Innover, faire preuve d’audace, mais aussi d’écoute et de dialogue, voilà pour les-progressistes.fr l’occasion de mettre en avant leurs valeurs et de rassembler ceux qui les partagent.

dimanche 14 juin 2009

Après le scrutin du 7 juin 2009

Par Michel Naud,

Le résultat des élections européennes est un succès pour le Président de la République et la majorité présidentielle. Affirmer ceci n’est ni un scoop ni faire preuve d’un triomphalisme débridé pour ceux qui, tels les-progressistes.fr, s’inscrivent dans cette majorité. Les clés de la compréhension du résultat du scrutin faisaient l’objet d’un large consensus de la part des observateurs politiques 1: la majorité devait arriver en tête et dépasser les 25 % pour pouvoir affirmer qu’elle échappait à la « sanction » du mi-mandat. Avec près de 28 % la majorité est fondée à affirmer qu’en dépit de la forte abstention ce résultat représente un signe fort de soutien à l’action du Président de la République, et signe un succès indéniable de Xavier Bertrand à la tête de l’UMP.

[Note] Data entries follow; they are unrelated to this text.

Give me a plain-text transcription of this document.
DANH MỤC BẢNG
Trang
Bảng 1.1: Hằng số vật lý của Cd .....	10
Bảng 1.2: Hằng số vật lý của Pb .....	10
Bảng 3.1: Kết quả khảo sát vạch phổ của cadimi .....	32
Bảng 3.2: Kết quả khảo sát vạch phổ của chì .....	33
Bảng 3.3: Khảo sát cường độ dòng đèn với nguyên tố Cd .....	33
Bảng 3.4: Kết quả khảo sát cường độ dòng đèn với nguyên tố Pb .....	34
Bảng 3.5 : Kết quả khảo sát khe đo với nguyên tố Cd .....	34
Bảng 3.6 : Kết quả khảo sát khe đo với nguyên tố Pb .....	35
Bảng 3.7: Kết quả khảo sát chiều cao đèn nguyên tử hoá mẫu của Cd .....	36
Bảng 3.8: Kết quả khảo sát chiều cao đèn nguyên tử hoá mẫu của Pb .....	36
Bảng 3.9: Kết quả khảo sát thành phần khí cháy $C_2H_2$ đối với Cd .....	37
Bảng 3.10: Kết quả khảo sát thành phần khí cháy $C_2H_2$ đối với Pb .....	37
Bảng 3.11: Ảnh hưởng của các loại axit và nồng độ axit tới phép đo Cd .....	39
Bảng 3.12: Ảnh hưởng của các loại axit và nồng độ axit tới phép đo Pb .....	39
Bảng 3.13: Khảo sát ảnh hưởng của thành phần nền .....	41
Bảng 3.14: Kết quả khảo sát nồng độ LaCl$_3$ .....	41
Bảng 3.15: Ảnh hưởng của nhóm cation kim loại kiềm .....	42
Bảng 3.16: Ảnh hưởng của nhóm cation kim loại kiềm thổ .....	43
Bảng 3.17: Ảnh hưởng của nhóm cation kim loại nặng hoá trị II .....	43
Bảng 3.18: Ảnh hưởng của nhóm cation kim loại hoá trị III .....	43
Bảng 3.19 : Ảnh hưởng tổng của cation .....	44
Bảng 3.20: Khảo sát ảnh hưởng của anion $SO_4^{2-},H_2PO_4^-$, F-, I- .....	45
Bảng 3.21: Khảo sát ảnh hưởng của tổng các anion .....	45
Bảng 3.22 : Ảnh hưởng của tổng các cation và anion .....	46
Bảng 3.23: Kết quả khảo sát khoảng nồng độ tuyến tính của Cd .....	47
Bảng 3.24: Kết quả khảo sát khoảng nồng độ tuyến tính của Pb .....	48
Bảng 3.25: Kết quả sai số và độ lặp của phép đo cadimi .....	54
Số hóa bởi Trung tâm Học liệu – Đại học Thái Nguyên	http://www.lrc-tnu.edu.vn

Les autres grands vainqueurs de ces élections européennes sont bien évidemment les tenants de l’écologie politique et de l’altermondialisme. Les mêmes analystes politiques considéraient encore à la veille du scrutin qu’un résultat situé entre 10 et 12 % représenterait pour la liste Europe Ecologie une performance plus qu’honorable. « Au dessus de 12 %. Daniel Cohn-Bendit en rêve » écrivait Jean-Baptiste Garat dans le Figaro. Autant dire qu’avec plus de 16 % cette performance est un véritable défi pour l’analyse politique.

Par delà tous les commentaires qui recèlent tous une part de vérité (des élections particulières, un mode de scrutin particulier, l’intelligence politique et le charisme de Daniel Cohn-Bendit, l’absence d’alternative politique crédible à gauche, la part d’impondérable que représente la diffusion du film Home, etc.), il ne pourra pas être fait l’économie d’une prise en compte politique du malaise dont ce résultat est un symptôme, malaise quant au présent qui s’enracine dans une inquiétude plus grande encore sur l’avenir.

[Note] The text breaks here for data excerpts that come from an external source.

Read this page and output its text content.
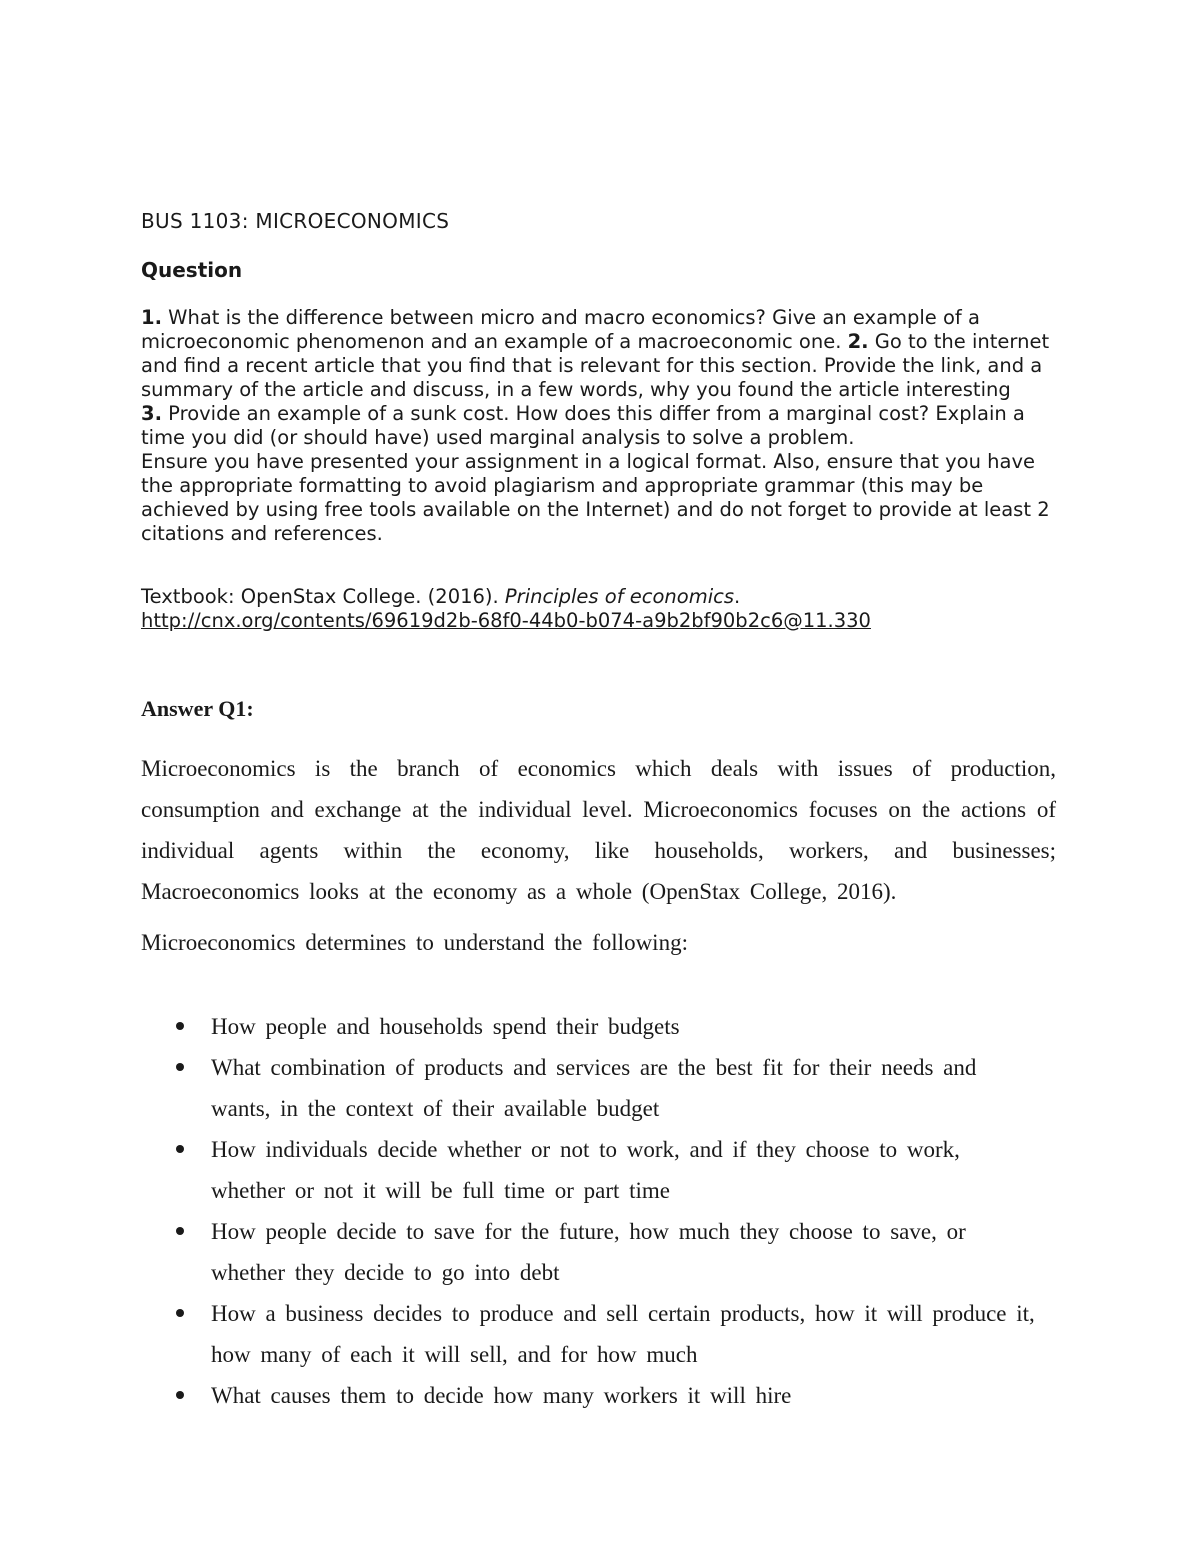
BUS 1103: MICROECONOMICS
Question

1. What is the difference between micro and macro economics? Give an example of a microeconomic phenomenon and an example of a macroeconomic one. 2. Go to the internet and find a recent article that you find that is relevant for this section. Provide the link, and a summary of the article and discuss, in a few words, why you found the article interesting

3. Provide an example of a sunk cost. How does this differ from a marginal cost? Explain a time you did (or should have) used marginal analysis to solve a problem.

Ensure you have presented your assignment in a logical format. Also, ensure that you have the appropriate formatting to avoid plagiarism and appropriate grammar (this may be achieved by using free tools available on the Internet) and do not forget to provide at least 2 citations and references.

Textbook: OpenStax College. (2016). Principles of economics. http://cnx.org/contents/69619d2b-68f0-44b0-b074-a9b2bf90b2c6@11.330

Answer Q1:

Microeconomics is the branch of economics which deals with issues of production, consumption and exchange at the individual level. Microeconomics focuses on the actions of individual agents within the economy, like households, workers, and businesses; Macroeconomics looks at the economy as a whole (OpenStax College, 2016).

Microeconomics determines to understand the following:

How people and households spend their budgets
What combination of products and services are the best fit for their needs and wants, in the context of their available budget
How individuals decide whether or not to work, and if they choose to work, whether or not it will be full time or part time
How people decide to save for the future, how much they choose to save, or whether they decide to go into debt
How a business decides to produce and sell certain products, how it will produce it, how many of each it will sell, and for how much
What causes them to decide how many workers it will hire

Qu’on ne se méprenne pas, et le parti socialiste s’en désespère : il n’est point ici question de l’inquiétude réelle, profonde, et malheureusement fondée, relative aux conséquences sociales de la crise économique mondiale qui frappe au cœur de nos forces vives ; au regard de cette inquiétude ci le résultat est clair, et la contre-performance de la gauche de la gauche en est une autre signature : les électeurs français ont renouvelé le mandat donné au Président de la République pour tenir la barre pendant une tempête qui est loin d’être finie ; tel est, à n’en pas douter, le message des 28 % de suffrages exprimés qui se sont portés sur les listes de la majorité à la moitié d’un mandat que le Président de la République aurait certainement souhaité avec moins de turbulences.

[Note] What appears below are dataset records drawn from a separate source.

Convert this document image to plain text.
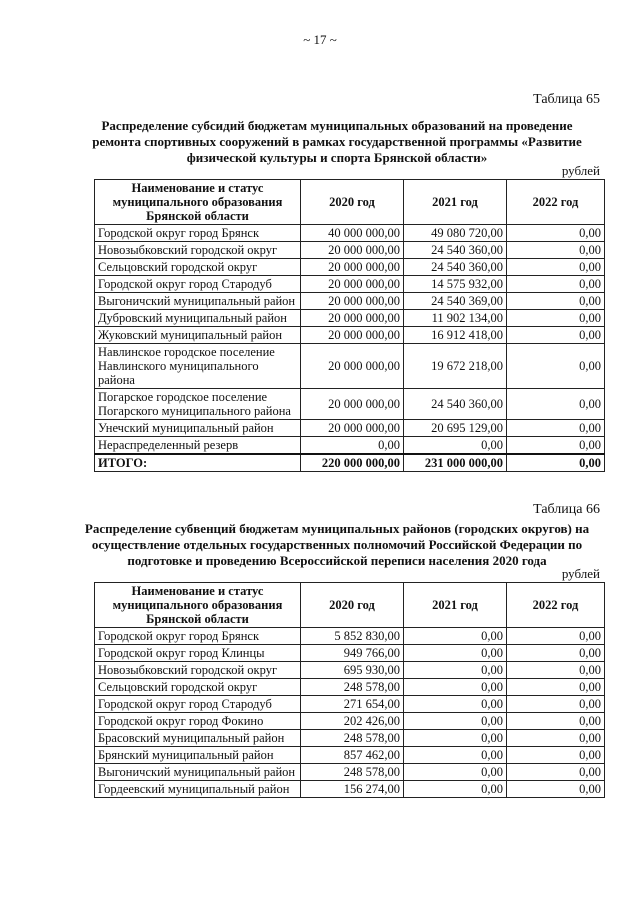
~ 17 ~
Таблица 65
Распределение субсидий бюджетам муниципальных образований на проведение ремонта спортивных сооружений в рамках государственной программы «Развитие физической культуры и спорта Брянской области»
рублей
Наименование и статус муниципального образования Брянской области	2020 год	2021 год	2022 год
Городской округ город Брянск	40 000 000,00	49 080 720,00	0,00
Новозыбковский городской округ	20 000 000,00	24 540 360,00	0,00
Сельцовский городской округ	20 000 000,00	24 540 360,00	0,00
Городской округ город Стародуб	20 000 000,00	14 575 932,00	0,00
Выгоничский муниципальный район	20 000 000,00	24 540 369,00	0,00
Дубровский муниципальный район	20 000 000,00	11 902 134,00	0,00
Жуковский муниципальный район	20 000 000,00	16 912 418,00	0,00
Навлинское городское поселение Навлинского муниципального района	20 000 000,00	19 672 218,00	0,00
Погарское городское поселение Погарского муниципального района	20 000 000,00	24 540 360,00	0,00
Унечский муниципальный район	20 000 000,00	20 695 129,00	0,00
Нераспределенный резерв	0,00	0,00	0,00
ИТОГО:	220 000 000,00	231 000 000,00	0,00
Таблица 66
Распределение субвенций бюджетам муниципальных районов (городских округов) на осуществление отдельных государственных полномочий Российской Федерации по подготовке и проведению Всероссийской переписи населения 2020 года
рублей
Наименование и статус муниципального образования Брянской области	2020 год	2021 год	2022 год
Городской округ город Брянск	5 852 830,00	0,00	0,00
Городской округ город Клинцы	949 766,00	0,00	0,00
Новозыбковский городской округ	695 930,00	0,00	0,00
Сельцовский городской округ	248 578,00	0,00	0,00
Городской округ город Стародуб	271 654,00	0,00	0,00
Городской округ город Фокино	202 426,00	0,00	0,00
Брасовский муниципальный район	248 578,00	0,00	0,00
Брянский муниципальный район	857 462,00	0,00	0,00
Выгоничский муниципальный район	248 578,00	0,00	0,00
Гордеевский муниципальный район	156 274,00	0,00	0,00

Le message explicite porté par celles et ceux qui ont porté leur voix aux listes écologistes, mais aussi à quelques autres, est l’expression d’un pessimisme suivant lequel l’humanité irait « droit dans le mur ». Que le diagnostic réalisé exprime une inquiétude relative aux impacts des activités humaines sur son environnement ou qu’il exprime une méfiance relative au stade actuel de la mondialisation, c’est bien d’une défiance générale plus profonde à l’égard de la « modernité » qu’il témoigne, que celle-ci soit présentée, selon les répertoires, comme « libérale », « capitaliste », « occidentale », « technicienne » ou même « consumériste ».

Luc Ferry l’exprimait encore il y a peu devant l’Académie des Sciences : alors que le progressisme des Lumières œuvrait à « libérer l’humanité de la double tyrannie de la nature et de la superstition. Cet optimisme s’est complètement renversé aujourd’hui en son contraire ». L’imprégnation par le pessimisme décrit par d’aucuns comme « postmoderne » ne se mesure évidemment pas que par cette performance électorale présente. Les accueils réservés en France, et ailleurs, à des films tels que « La Vérité qui dérange » ou « Le Monde selon Monsanto », malgré les approximations voire les contrevérités qu’ils véhiculaient, en étaient d’autres signatures.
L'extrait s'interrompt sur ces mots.